Bob Yallen, Inter/Media Advertising: Among the negatives, brokering
diminishes the integrity of the time by creating too many layers
and minimizing the value. It does create a false sense of demand,
and if you do not have a good relationship with the broker, you
may have trouble acquiring the time you need. On the other
hand, positives include the fact that you do not have to strip out
time. There are more opportunities to pick up incremental time.
Fays: The only positive I see for a sales organization for brokering
time is a network would need to staff fewer salespeople, saving
on overhead. Brokering may cause an artificial demand that
may be a short term band-aid, but over the long haul, building a
direct relationship with the client is our goal at MTVN. I do not
like the idea of a third party representing Viacom on the street
with our properties.
Hawthorne: Brokers do create an artificial demand on inventory
that results in higher rates. The time is not being purchased
based on specific client campaign goals, but on speculation that
some agency or buying service will need time and will be willing
to pay a broker’s rate and, quite often, an additional mark-up.
On the other hand, brokers are committing to required inventory allotments that may not be manageable for a single client
or agency. Cable networks, in particular, require specific time
blocks to be purchased for an entire month or quarter. OTOs
(one-time-only) cannot be purchased on some networks. By
selling to brokers, stations/networks are being sheltered from the
constant rate reduction negotiations and turning back of time.

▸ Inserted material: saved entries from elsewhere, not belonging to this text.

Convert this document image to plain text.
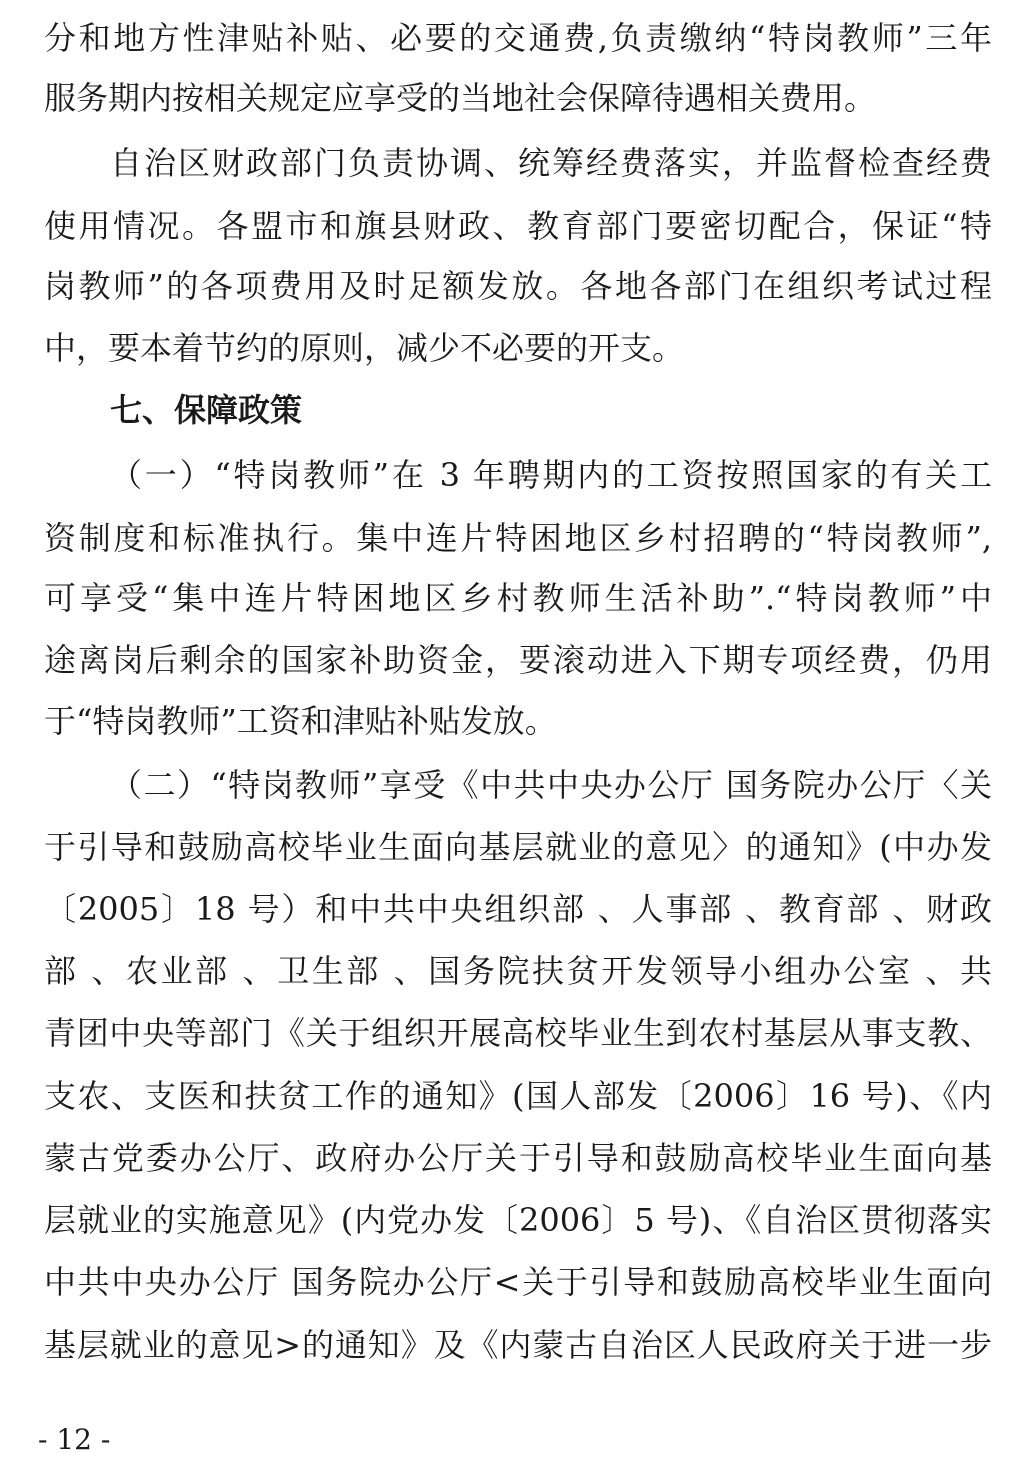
分和地方性津贴补贴、必要的交通费,负责缴纳“特岗教师”三年
服务期内按相关规定应享受的当地社会保障待遇相关费用。
自治区财政部门负责协调、统筹经费落实，并监督检查经费
使用情况。各盟市和旗县财政、教育部门要密切配合，保证“特
岗教师”的各项费用及时足额发放。各地各部门在组织考试过程
中，要本着节约的原则，减少不必要的开支。
七、保障政策
（一）“特岗教师”在 3 年聘期内的工资按照国家的有关工
资制度和标准执行。集中连片特困地区乡村招聘的“特岗教师”,
可享受“集中连片特困地区乡村教师生活补助”.“特岗教师”中
途离岗后剩余的国家补助资金，要滚动进入下期专项经费，仍用
于“特岗教师”工资和津贴补贴发放。
（二）“特岗教师”享受《中共中央办公厅 国务院办公厅〈关
于引导和鼓励高校毕业生面向基层就业的意见〉的通知》(中办发
〔2005〕18 号）和中共中央组织部 、人事部 、教育部 、财政
部 、农业部 、卫生部 、国务院扶贫开发领导小组办公室 、共
青团中央等部门《关于组织开展高校毕业生到农村基层从事支教、
支农、支医和扶贫工作的通知》(国人部发〔2006〕16 号)、《内
蒙古党委办公厅、政府办公厅关于引导和鼓励高校毕业生面向基
层就业的实施意见》(内党办发〔2006〕5 号)、《自治区贯彻落实
中共中央办公厅 国务院办公厅<关于引导和鼓励高校毕业生面向
基层就业的意见>的通知》及《内蒙古自治区人民政府关于进一步
- 12 -
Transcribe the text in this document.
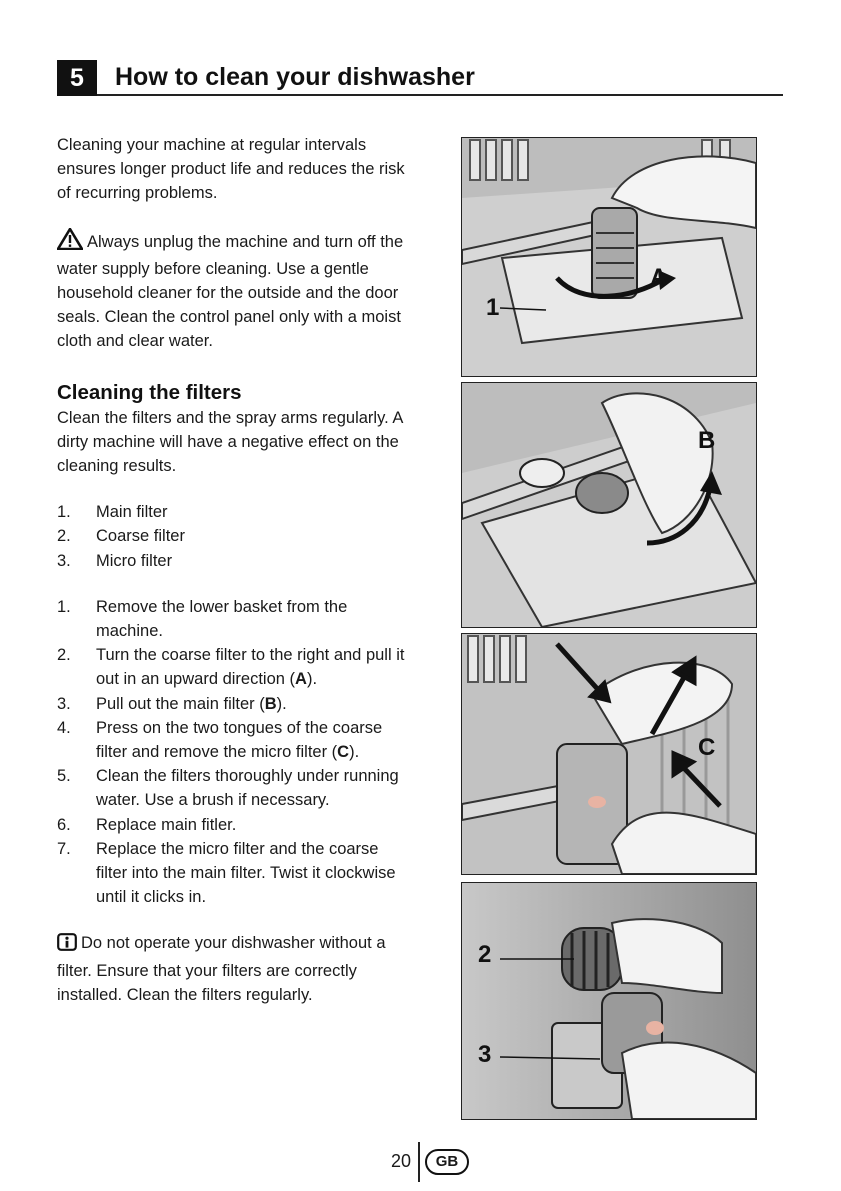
5	How to clean your dishwasher

Cleaning your machine at regular intervals ensures longer product life and reduces the risk of recurring problems.

Always unplug the machine and turn off the water supply before cleaning. Use a gentle household cleaner for the outside and the door seals. Clean the control panel only with a moist cloth and clear water.

Cleaning the filters

Clean the filters and the spray arms regularly. A dirty machine will have a negative effect on the cleaning results.

1. Main filter
2. Coarse filter
3. Micro filter
1. Remove the lower basket from the machine.
2. Turn the coarse filter to the right and pull it out in an upward direction (A).
3. Pull out the main filter (B).
4. Press on the two tongues of the coarse filter and remove the micro filter (C).
5. Clean the filters thoroughly under running water. Use a brush if necessary.
6. Replace main fitler.
7. Replace the micro filter and the coarse filter into the main filter. Twist it clockwise until it clicks in.

Do not operate your dishwasher without a filter. Ensure that your filters are correctly installed. Clean the filters regularly.

A
1
B
C
2
3
20	GB
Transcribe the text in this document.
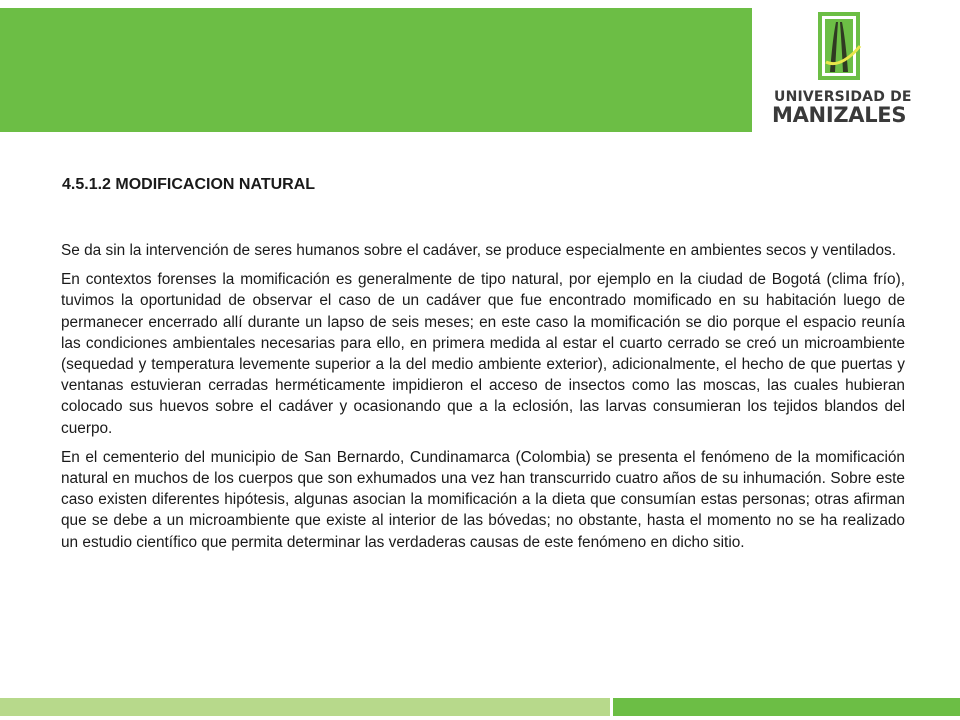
UNIVERSIDAD DE
MANIZALES
4.5.1.2 MODIFICACION NATURAL

Se da sin la intervención de seres humanos sobre el cadáver, se produce especialmente en ambientes secos y ventilados.

En contextos forenses la momificación es generalmente de tipo natural, por ejemplo en la ciudad de Bogotá (clima frío), tuvimos la oportunidad de observar el caso de un cadáver que fue encontrado momificado en su habitación luego de permanecer encerrado allí durante un lapso de seis meses; en este caso la momificación se dio porque el espacio reunía las condiciones ambientales necesarias para ello, en primera medida al estar el cuarto cerrado se creó un microambiente (sequedad y temperatura levemente superior a la del medio ambiente exterior), adicionalmente, el hecho de que puertas y ventanas estuvieran cerradas herméticamente impidieron el acceso de insectos como las moscas, las cuales hubieran colocado sus huevos sobre el cadáver y ocasionando que a la eclosión, las larvas consumieran los tejidos blandos del cuerpo.

En el cementerio del municipio de San Bernardo, Cundinamarca (Colombia) se presenta el fenómeno de la momificación natural en muchos de los cuerpos que son exhumados una vez han transcurrido cuatro años de su inhumación. Sobre este caso existen diferentes hipótesis, algunas asocian la momificación a la dieta que consumían estas personas; otras afirman que se debe a un microambiente que existe al interior de las bóvedas; no obstante, hasta el momento no se ha realizado un estudio científico que permita determinar las verdaderas causas de este fenómeno en dicho sitio.
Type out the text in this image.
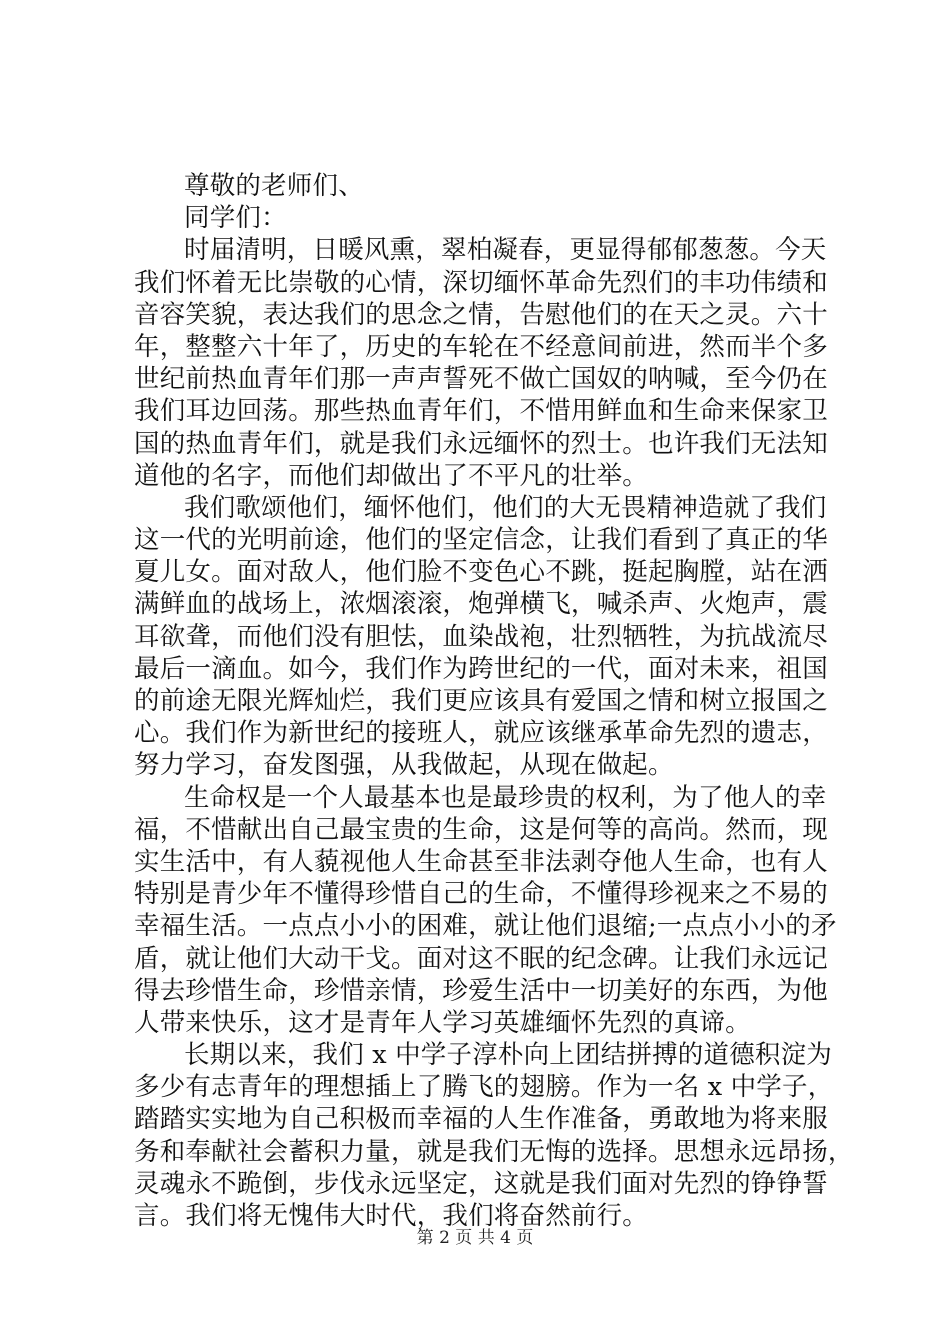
尊敬的老师们、
同学们：
时届清明，日暖风熏，翠柏凝春，更显得郁郁葱葱。今天
我们怀着无比崇敬的心情，深切缅怀革命先烈们的丰功伟绩和
音容笑貌，表达我们的思念之情，告慰他们的在天之灵。六十
年，整整六十年了，历史的车轮在不经意间前进，然而半个多
世纪前热血青年们那一声声誓死不做亡国奴的呐喊，至今仍在
我们耳边回荡。那些热血青年们，不惜用鲜血和生命来保家卫
国的热血青年们，就是我们永远缅怀的烈士。也许我们无法知
道他的名字，而他们却做出了不平凡的壮举。
我们歌颂他们，缅怀他们，他们的大无畏精神造就了我们
这一代的光明前途，他们的坚定信念，让我们看到了真正的华
夏儿女。面对敌人，他们脸不变色心不跳，挺起胸膛，站在洒
满鲜血的战场上，浓烟滚滚，炮弹横飞，喊杀声、火炮声，震
耳欲聋，而他们没有胆怯，血染战袍，壮烈牺牲，为抗战流尽
最后一滴血。如今，我们作为跨世纪的一代，面对未来，祖国
的前途无限光辉灿烂，我们更应该具有爱国之情和树立报国之
心。我们作为新世纪的接班人，就应该继承革命先烈的遗志，
努力学习，奋发图强，从我做起，从现在做起。
生命权是一个人最基本也是最珍贵的权利，为了他人的幸
福，不惜献出自己最宝贵的生命，这是何等的高尚。然而，现
实生活中，有人藐视他人生命甚至非法剥夺他人生命，也有人
特别是青少年不懂得珍惜自己的生命，不懂得珍视来之不易的
幸福生活。一点点小小的困难，就让他们退缩;一点点小小的矛
盾，就让他们大动干戈。面对这不眠的纪念碑。让我们永远记
得去珍惜生命，珍惜亲情，珍爱生活中一切美好的东西，为他
人带来快乐，这才是青年人学习英雄缅怀先烈的真谛。
长期以来，我们 x 中学子淳朴向上团结拼搏的道德积淀为
多少有志青年的理想插上了腾飞的翅膀。作为一名 x 中学子，
踏踏实实地为自己积极而幸福的人生作准备，勇敢地为将来服
务和奉献社会蓄积力量，就是我们无悔的选择。思想永远昂扬，
灵魂永不跪倒，步伐永远坚定，这就是我们面对先烈的铮铮誓
言。我们将无愧伟大时代，我们将奋然前行。
第 2 页 共 4 页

Medved: Brokers have been an integral part of this business since
the early 1980s. Debate has centered on brokering being a necessary evil, with those in favor citing the liquidity brokering provides, while those opposed stating they simply inflate rates. Brokering serves a purpose if the time being sold off was originally
purchased by an agency for the use of its client base. In this case,
an agency is relieving its clients of time they cannot use, and
getting the time to another agency through a broker. Unnecessary inflation occurs when brokers are bidding and speculating
for time on the front end.
Are there media buying agencies actually playing both sides of
the fence and serving as media brokers as well? If so,
how is this practice viewed in the business, and
what are the benefits and/or pitfalls for media
sellers and true media buying agencies?
Eden: As pressure builds from the
weak economy, more agencies
are entering into the brokerage world. This is making it
more widely accepted, but not
necessarily viewed positively.
The motive is self-serving
— to maintain revenue.
However, this practice has a
negative impact as the supply chain has an increased
number of hands in the pie
and the ultimate loser is the
client.
Garnett: The largest media buyers use
“moral” argument to try to block out
smaller competition. They get away with it
because only the large buyers can afford to take
the risk of locking up huge sections of media time. But
if we knew the truth, we would find that the media buyers who
speak most loudly against brokering are the ones who benefit
most from it. Anyone who locks up huge sections of time based
on big commitments also has need to dump that time when client demand won’t use it.
Hawthorne: Media buying agencies are playing both sides of the
fence. They may have lost some client base that helped hold
larger media packages on high profile cable networks. In an effort to help hold media, they have started selling their time to
other agencies, brokers and/or reps. Many agencies are more
than willing to buy “pre-owned” time from smaller companies.
However, those same agencies would avoid buying the same
time at the same rate from one of their major competitors.